I read these words and I want to live this truth so badly. Because, I go in and out of believing this is true. And believing I’m enough is where I, and everyone, needs to be.

Let me give you the excerpt from Kelly Rae Roberts that brought me this thought. She wrote in this post about letting herself off the hook and off the burnout train,

I have a long way to go, but I’ve exhaled, unhooked, and detoxed from the I am not enough gremlins. I don’t want my worthiness attached to what I do and how much I do it. I don’t want it to be attached to anything. We are enough. As is.”

This week was not a happy and contented week for me. One week out of every month needs to be thrown on the fire and sacrificed to the gods of unhappiness. I was accomplishing all the tasks I had deemed necessary. It was all getting done and I wasn’t even stressing about Christmas, but I felt disgruntled. I wanted to feel that liquid chocolate satisfaction of my accomplishments. And to be a super Mommy too. But in the end, I didn’t feel like I got it right. It wasn’t enough happiness the right way. I was detached from all my accomplishments and spinning wheels in my soul.

2014 wrapping paper line up on Shalavee.com

I resent not having time to myself to do whatever I want for as long as I want it. I don’t resent the toddler who prevents this, just the lack of me-time. I was irritated at the anticipation of the nap being screwed up. In fact, now, I’m vaguely hostile for that very fact. Because the un-napped baby is nasty later and there’s no true unplug for me…for 12 hours straight.

I perceive that I’m responsible for too many other people’s happinesses. Whether they feel that’s true is of no consequence. And I’m not sure if I’ll ever get that perceived burden out of my head because it’s rooted pretty deeply. I’m not enough to be the best everyone on top of being my best self. Now I hear myself as whiny and that’s not good either.

The poo sandwich just keeps getting bigger on the days where I make it all about poor me. I’ll never and I can’t and nothing. Those are how I hear conversations starting.

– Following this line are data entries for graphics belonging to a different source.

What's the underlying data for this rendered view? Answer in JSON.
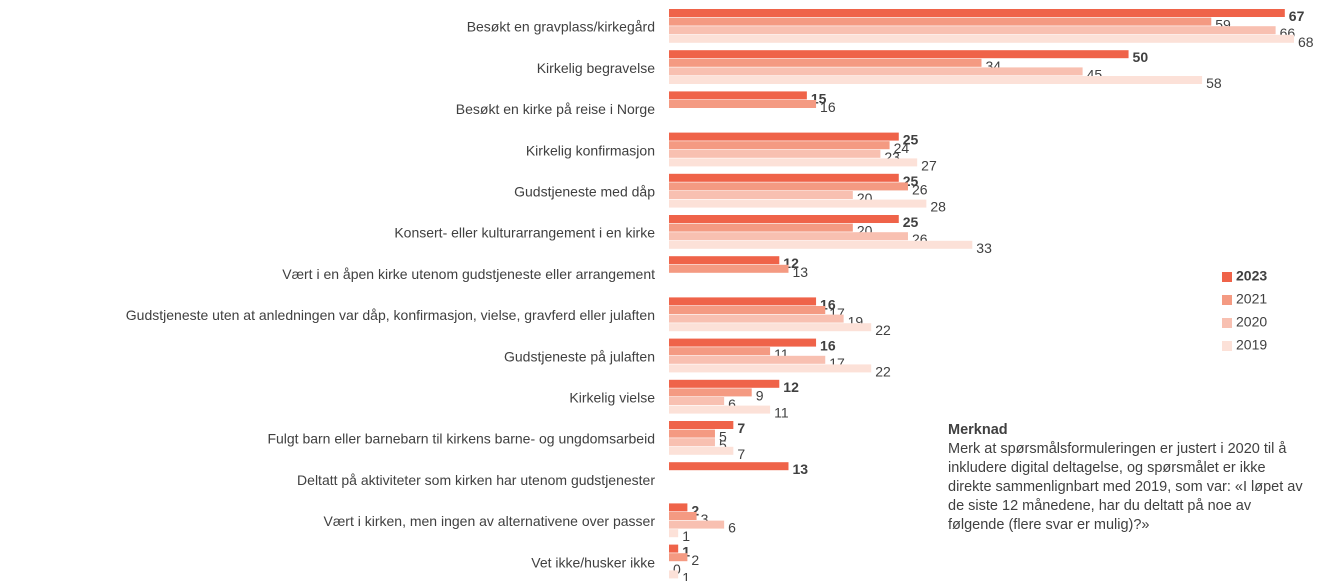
{
  "chart_data": {
    "type": "hbar",
    "categories": [
      "Besøkt en gravplass/kirkegård",
      "Kirkelig begravelse",
      "Besøkt en kirke på reise i Norge",
      "Kirkelig konfirmasjon",
      "Gudstjeneste med dåp",
      "Konsert- eller kulturarrangement i en kirke",
      "Vært i en åpen kirke utenom gudstjeneste eller arrangement",
      "Gudstjeneste uten at anledningen var dåp, konfirmasjon, vielse, gravferd eller julaften",
      "Gudstjeneste på julaften",
      "Kirkelig vielse",
      "Fulgt barn eller barnebarn til kirkens barne- og ungdomsarbeid",
      "Deltatt på aktiviteter som kirken har utenom gudstjenester",
      "Vært i kirken, men ingen av alternativene over passer",
      "Vet ikke/husker ikke"
    ],
    "series": [
      {
        "name": "2023",
        "color": "#ef6349",
        "values": [
          67,
          50,
          15,
          25,
          25,
          25,
          12,
          16,
          16,
          12,
          7,
          13,
          2,
          1
        ]
      },
      {
        "name": "2021",
        "color": "#f49a82",
        "values": [
          59,
          34,
          16,
          24,
          26,
          20,
          13,
          17,
          11,
          9,
          5,
          null,
          3,
          2
        ]
      },
      {
        "name": "2020",
        "color": "#f8c0b1",
        "values": [
          66,
          45,
          null,
          23,
          20,
          26,
          null,
          19,
          17,
          6,
          5,
          null,
          6,
          0
        ]
      },
      {
        "name": "2019",
        "color": "#fce1d8",
        "values": [
          68,
          58,
          null,
          27,
          28,
          33,
          null,
          22,
          22,
          11,
          7,
          null,
          1,
          1
        ]
      }
    ],
    "note": {
      "title": "Merknad",
      "text": "Merk at spørsmålsformuleringen er justert i 2020 til å inkludere digital deltagelse, og spørsmålet er ikke direkte sammenlignbart med 2019, som var: «I løpet av de siste 12 månedene, har du deltatt på noe av følgende (flere svar er mulig)?»"
    }
  }
}
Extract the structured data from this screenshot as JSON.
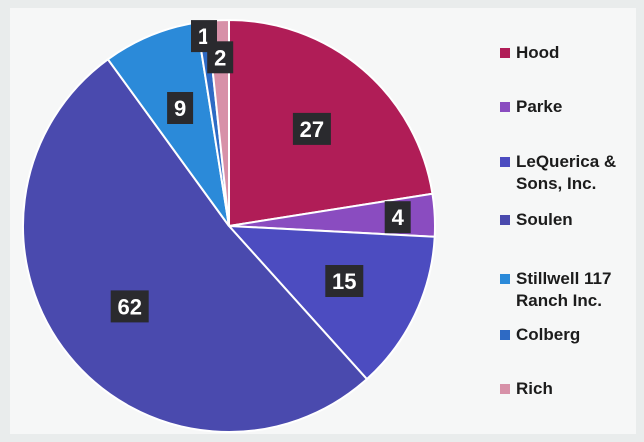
{
  "chart_data": {
    "type": "pie",
    "start_angle_deg": 0,
    "direction": "clockwise",
    "slices": [
      {
        "label": "Hood",
        "value": 27,
        "color": "#b01d57"
      },
      {
        "label": "Parke",
        "value": 4,
        "color": "#8a4cc0"
      },
      {
        "label": "LeQuerica &\nSons, Inc.",
        "value": 15,
        "color": "#4c4cc0"
      },
      {
        "label": "Soulen",
        "value": 62,
        "color": "#4a4aae"
      },
      {
        "label": "Stillwell 117\nRanch Inc.",
        "value": 9,
        "color": "#2b8ad9"
      },
      {
        "label": "Colberg",
        "value": 1,
        "color": "#2e6ac4"
      },
      {
        "label": "Rich",
        "value": 2,
        "color": "#d791a8"
      }
    ],
    "legend_position": "right"
  }
}
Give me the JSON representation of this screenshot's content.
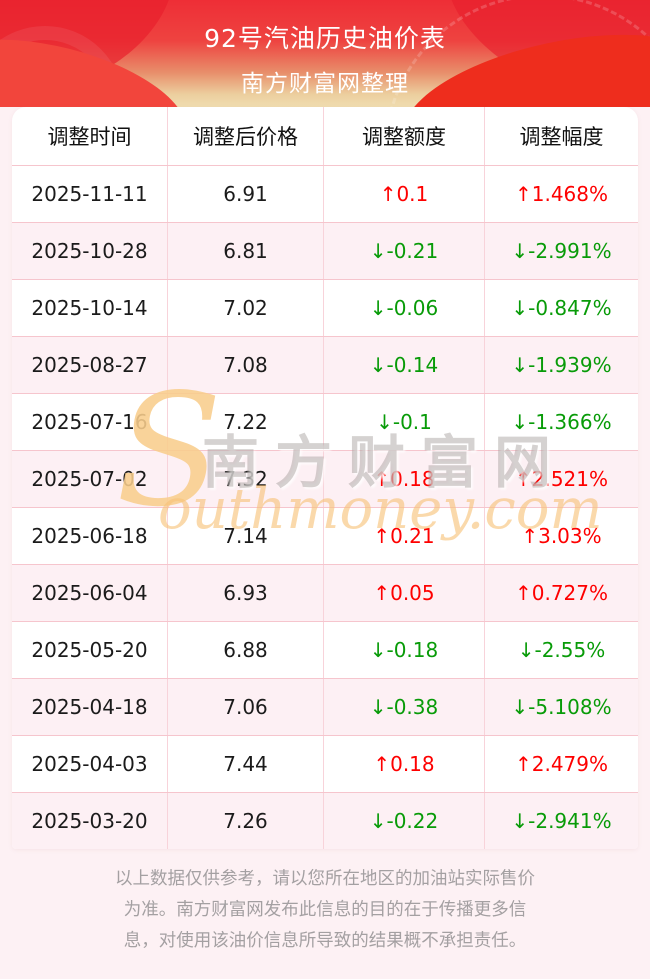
{
  "banner": {
    "title": "92号汽油历史油价表",
    "subtitle": "南方财富网整理"
  },
  "table": {
    "columns": [
      "调整时间",
      "调整后价格",
      "调整额度",
      "调整幅度"
    ],
    "rows": [
      {
        "date": "2025-11-11",
        "price": "6.91",
        "change": "↑0.1",
        "percent": "↑1.468%",
        "direction": "up"
      },
      {
        "date": "2025-10-28",
        "price": "6.81",
        "change": "↓-0.21",
        "percent": "↓-2.991%",
        "direction": "down"
      },
      {
        "date": "2025-10-14",
        "price": "7.02",
        "change": "↓-0.06",
        "percent": "↓-0.847%",
        "direction": "down"
      },
      {
        "date": "2025-08-27",
        "price": "7.08",
        "change": "↓-0.14",
        "percent": "↓-1.939%",
        "direction": "down"
      },
      {
        "date": "2025-07-16",
        "price": "7.22",
        "change": "↓-0.1",
        "percent": "↓-1.366%",
        "direction": "down"
      },
      {
        "date": "2025-07-02",
        "price": "7.32",
        "change": "↑0.18",
        "percent": "↑2.521%",
        "direction": "up"
      },
      {
        "date": "2025-06-18",
        "price": "7.14",
        "change": "↑0.21",
        "percent": "↑3.03%",
        "direction": "up"
      },
      {
        "date": "2025-06-04",
        "price": "6.93",
        "change": "↑0.05",
        "percent": "↑0.727%",
        "direction": "up"
      },
      {
        "date": "2025-05-20",
        "price": "6.88",
        "change": "↓-0.18",
        "percent": "↓-2.55%",
        "direction": "down"
      },
      {
        "date": "2025-04-18",
        "price": "7.06",
        "change": "↓-0.38",
        "percent": "↓-5.108%",
        "direction": "down"
      },
      {
        "date": "2025-04-03",
        "price": "7.44",
        "change": "↑0.18",
        "percent": "↑2.479%",
        "direction": "up"
      },
      {
        "date": "2025-03-20",
        "price": "7.26",
        "change": "↓-0.22",
        "percent": "↓-2.941%",
        "direction": "down"
      }
    ]
  },
  "watermark": {
    "initial": "S",
    "cn": "南方财富网",
    "en": "outhmoney.com"
  },
  "footer": {
    "lines": [
      "以上数据仅供参考，请以您所在地区的加油站实际售价",
      "为准。南方财富网发布此信息的目的在于传播更多信",
      "息，对使用该油价信息所导致的结果概不承担责任。"
    ]
  },
  "colors": {
    "up": "#fe0000",
    "down": "#089b08",
    "banner_red": "#ee2e36",
    "banner_tan": "#f0ddb0",
    "page_pink": "#fdf1f4",
    "row_alt_pink": "#fdf0f4",
    "divider_pink": "#f6c5cd"
  },
  "chart_data": {
    "type": "table",
    "title": "92号汽油历史油价表",
    "subtitle": "南方财富网整理",
    "columns": [
      "调整时间",
      "调整后价格",
      "调整额度",
      "调整幅度"
    ],
    "rows": [
      [
        "2025-11-11",
        6.91,
        "↑0.1",
        "↑1.468%"
      ],
      [
        "2025-10-28",
        6.81,
        "↓-0.21",
        "↓-2.991%"
      ],
      [
        "2025-10-14",
        7.02,
        "↓-0.06",
        "↓-0.847%"
      ],
      [
        "2025-08-27",
        7.08,
        "↓-0.14",
        "↓-1.939%"
      ],
      [
        "2025-07-16",
        7.22,
        "↓-0.1",
        "↓-1.366%"
      ],
      [
        "2025-07-02",
        7.32,
        "↑0.18",
        "↑2.521%"
      ],
      [
        "2025-06-18",
        7.14,
        "↑0.21",
        "↑3.03%"
      ],
      [
        "2025-06-04",
        6.93,
        "↑0.05",
        "↑0.727%"
      ],
      [
        "2025-05-20",
        6.88,
        "↓-0.18",
        "↓-2.55%"
      ],
      [
        "2025-04-18",
        7.06,
        "↓-0.38",
        "↓-5.108%"
      ],
      [
        "2025-04-03",
        7.44,
        "↑0.18",
        "↑2.479%"
      ],
      [
        "2025-03-20",
        7.26,
        "↓-0.22",
        "↓-2.941%"
      ]
    ]
  }
}
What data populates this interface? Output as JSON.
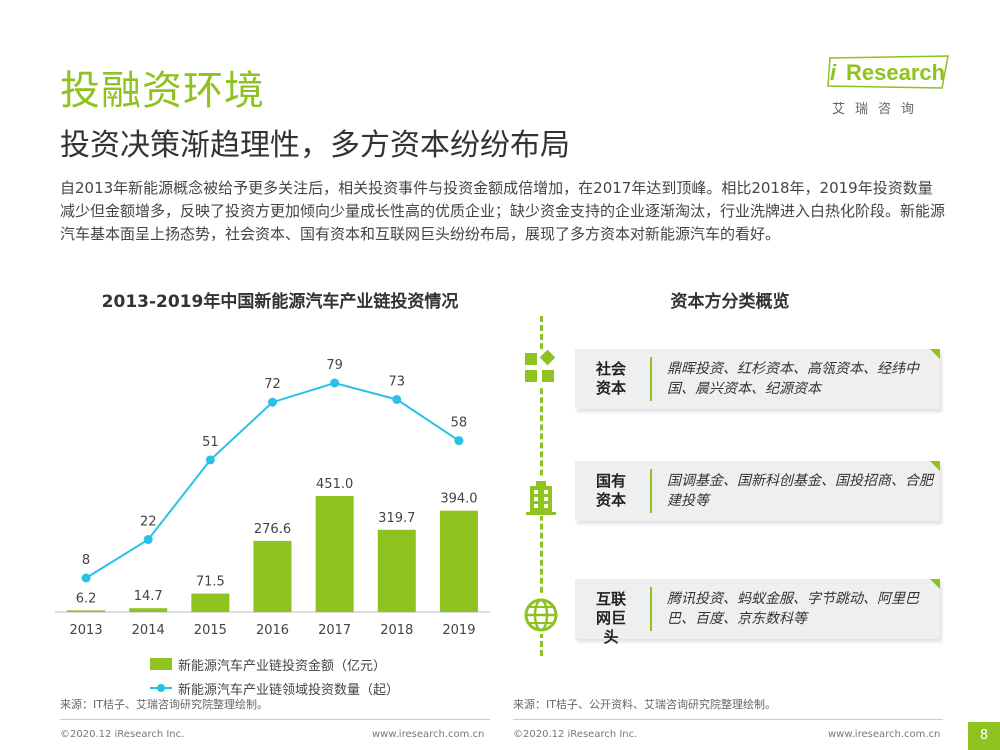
{
  "header": {
    "title": "投融资环境",
    "subtitle": "投资决策渐趋理性，多方资本纷纷布局",
    "intro": "自2013年新能源概念被给予更多关注后，相关投资事件与投资金额成倍增加，在2017年达到顶峰。相比2018年，2019年投资数量减少但金额增多，反映了投资方更加倾向少量成长性高的优质企业；缺少资金支持的企业逐渐淘汰，行业洗牌进入白热化阶段。新能源汽车基本面呈上扬态势，社会资本、国有资本和互联网巨头纷纷布局，展现了多方资本对新能源汽车的看好。"
  },
  "logo": {
    "i": "i",
    "word": "Research",
    "sub": "艾瑞咨询"
  },
  "chart_data": {
    "type": "bar",
    "title": "2013-2019年中国新能源汽车产业链投资情况",
    "categories": [
      "2013",
      "2014",
      "2015",
      "2016",
      "2017",
      "2018",
      "2019"
    ],
    "series": [
      {
        "name": "新能源汽车产业链投资金额（亿元）",
        "type": "bar",
        "values": [
          6.2,
          14.7,
          71.5,
          276.6,
          451.0,
          319.7,
          394.0
        ],
        "labels": [
          "6.2",
          "14.7",
          "71.5",
          "276.6",
          "451.0",
          "319.7",
          "394.0"
        ],
        "color": "#8dc21f"
      },
      {
        "name": "新能源汽车产业链领域投资数量（起）",
        "type": "line",
        "values": [
          8,
          22,
          51,
          72,
          79,
          73,
          58
        ],
        "labels": [
          "8",
          "22",
          "51",
          "72",
          "79",
          "73",
          "58"
        ],
        "color": "#29c1e6"
      }
    ],
    "xlabel": "",
    "ylabel": "",
    "grid": false
  },
  "capital": {
    "title": "资本方分类概览",
    "items": [
      {
        "label": "社会资本",
        "text": "鼎晖投资、红杉资本、高瓴资本、经纬中国、晨兴资本、纪源资本",
        "icon": "blocks-icon"
      },
      {
        "label": "国有资本",
        "text": "国调基金、国新科创基金、国投招商、合肥建投等",
        "icon": "building-icon"
      },
      {
        "label": "互联网巨头",
        "text": "腾讯投资、蚂蚁金服、字节跳动、阿里巴巴、百度、京东数科等",
        "icon": "globe-icon"
      }
    ]
  },
  "sources": {
    "left": "来源：IT桔子、艾瑞咨询研究院整理绘制。",
    "right": "来源：IT桔子、公开资料、艾瑞咨询研究院整理绘制。"
  },
  "footer": {
    "copyright": "©2020.12 iResearch Inc.",
    "url": "www.iresearch.com.cn",
    "page": "8"
  },
  "colors": {
    "accent": "#8dc21f",
    "line": "#29c1e6"
  }
}
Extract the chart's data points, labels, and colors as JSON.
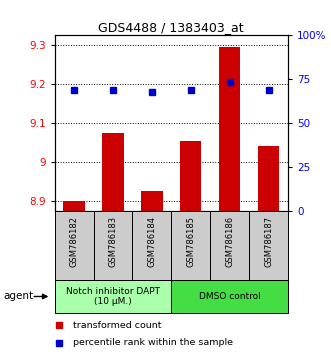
{
  "title": "GDS4488 / 1383403_at",
  "samples": [
    "GSM786182",
    "GSM786183",
    "GSM786184",
    "GSM786185",
    "GSM786186",
    "GSM786187"
  ],
  "red_values": [
    8.9,
    9.075,
    8.925,
    9.055,
    9.295,
    9.04
  ],
  "blue_values": [
    9.185,
    9.185,
    9.18,
    9.185,
    9.205,
    9.185
  ],
  "ylim_left": [
    8.875,
    9.325
  ],
  "ylim_right": [
    0,
    100
  ],
  "yticks_left": [
    8.9,
    9.0,
    9.1,
    9.2,
    9.3
  ],
  "ytick_labels_left": [
    "8.9",
    "9",
    "9.1",
    "9.2",
    "9.3"
  ],
  "yticks_right": [
    0,
    25,
    50,
    75,
    100
  ],
  "ytick_labels_right": [
    "0",
    "25",
    "50",
    "75",
    "100%"
  ],
  "groups": [
    {
      "label": "Notch inhibitor DAPT\n(10 μM.)",
      "n": 3,
      "color": "#aaffaa"
    },
    {
      "label": "DMSO control",
      "n": 3,
      "color": "#44dd44"
    }
  ],
  "bar_color": "#CC0000",
  "dot_color": "#0000CC",
  "legend_items": [
    {
      "color": "#CC0000",
      "label": "transformed count"
    },
    {
      "color": "#0000CC",
      "label": "percentile rank within the sample"
    }
  ],
  "bar_width": 0.55,
  "fig_width": 3.31,
  "fig_height": 3.54,
  "dpi": 100
}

And that is in fact enough of that.

Enter gratitude. I have so many people in my life who care dearly for me. They may not be the people I wish cared or in the exact way that I wish they cared but I know there’s care there. My family at the Christmas parade in Denton, MD on Shlalavee.com

My kids are safe and healthy and none the worse for my outbursts or disgruntlement. And many people in the world aren’t able to say that today.

I am finding my way and discovering the things that work and the talents that I can value in myself. It’s slow but it’s progress. And I can’t open my eyes any wider than they are. I have to trust the process. I have to show up every day and work hard and know that when I’m ready for whatever needs to happen, it will happen.

And I need to lighten the heck up. Do something silly and fun. Ask for what I need. And tell the soul-suckers there’s not enough of me to go around. Because I owe me something better than spread thin, eye-twitching, unsatisfied Shalagh. I owe me the happy safe little gal who likes to make things pretty and see other people laugh. She is joy and in her moments, she is enough. And she has no care but for herself and her soul satisfaction.